Big farming businesses have replaced many of the local farms in the area and country towns like Minyip have become smaller ever since. There is still a football team at Minyip but the train no longer stops there, and many locals have moved to nearby Horsham for work or to retire. Minyip survives as a faded skeleton of a town that, before too long, could be a ghost town.
When I walked up the main street with my kids, I took notice of which buildings had survived – the historical society, the town hall (which is used occasionally), an IGA supermarket, a chemist, a hairdresser, a post office/newsagent and a pub. Half of the shops were abandoned, their rotten ceilings collapsed and old shelving units scattered across the floor. The shop fronts looked like temporary structures propped up for a film set.

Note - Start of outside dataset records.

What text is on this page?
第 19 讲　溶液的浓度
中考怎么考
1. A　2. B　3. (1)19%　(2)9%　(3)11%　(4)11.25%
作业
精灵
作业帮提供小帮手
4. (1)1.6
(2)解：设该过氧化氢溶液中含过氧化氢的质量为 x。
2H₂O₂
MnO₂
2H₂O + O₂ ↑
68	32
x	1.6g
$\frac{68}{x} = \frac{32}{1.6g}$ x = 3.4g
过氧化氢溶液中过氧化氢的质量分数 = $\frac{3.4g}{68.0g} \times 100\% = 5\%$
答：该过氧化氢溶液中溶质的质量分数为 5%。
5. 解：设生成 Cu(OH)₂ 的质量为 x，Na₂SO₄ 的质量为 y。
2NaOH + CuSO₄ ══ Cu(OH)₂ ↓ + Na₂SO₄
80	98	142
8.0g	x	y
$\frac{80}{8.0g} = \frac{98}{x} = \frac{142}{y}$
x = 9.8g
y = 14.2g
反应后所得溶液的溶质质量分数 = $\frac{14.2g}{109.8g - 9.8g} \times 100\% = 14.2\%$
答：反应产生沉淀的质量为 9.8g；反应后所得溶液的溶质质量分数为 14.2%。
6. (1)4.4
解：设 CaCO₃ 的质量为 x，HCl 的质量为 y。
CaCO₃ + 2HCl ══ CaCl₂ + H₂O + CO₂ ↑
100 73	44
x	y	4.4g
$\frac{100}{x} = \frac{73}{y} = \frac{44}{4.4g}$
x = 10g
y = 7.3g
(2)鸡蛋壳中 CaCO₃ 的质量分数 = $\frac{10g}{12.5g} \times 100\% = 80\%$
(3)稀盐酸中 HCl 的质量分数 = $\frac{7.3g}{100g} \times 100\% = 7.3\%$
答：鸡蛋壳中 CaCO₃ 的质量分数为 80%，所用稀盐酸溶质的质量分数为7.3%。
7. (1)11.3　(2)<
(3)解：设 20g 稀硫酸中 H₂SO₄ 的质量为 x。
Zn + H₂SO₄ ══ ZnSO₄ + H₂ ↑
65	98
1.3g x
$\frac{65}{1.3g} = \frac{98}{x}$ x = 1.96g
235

I was reminded of the movie Blazing Saddles 1974, in which the citizens of the small town of Rock Ridge have only one night to save their town from a corrupt politician and his henchmen. The citizens do this by building an exact copy of their town in a nearby valley. They trick the posse of evildoers, who ride into the heart of the fake town before it explodes.
These images, one from real life and the other cinematic, were the starting points for ‘Ghost World’. I wanted to build a forgotten fantasy town for kids with a main street lined with shops, a bank and a museum. But unlike the familiar idea of a ghost town often played out in theme park ‘worlds’, the abandoned buildings in this town are more modern than older looking.
They relate to my ongoing interest in modern architecture as a high point of idealised design. As acts of architectural pilgrimage, I have travelled to Le Corbusier’s Housing Estate at Pessac, France (built in 1924); the Deutscher Werkbund exhibitions at Stuttgart, Germany; Arne Jacobsen’s seaside resort of Bellevue, Denmark (built during the 1930s); and the Case Study Houses spread out across Los Angeles.
The will to modernise that is changing Minyip is the same force that brought such modernist projects into existence and out again. When country towns are abandoned, they take on another quality. The patina of time gives them a sadness that I am drawn to. Much is written about their failures, which are easy to see, but I regard them differently. To me, they are fascinating experiments whose development still continues.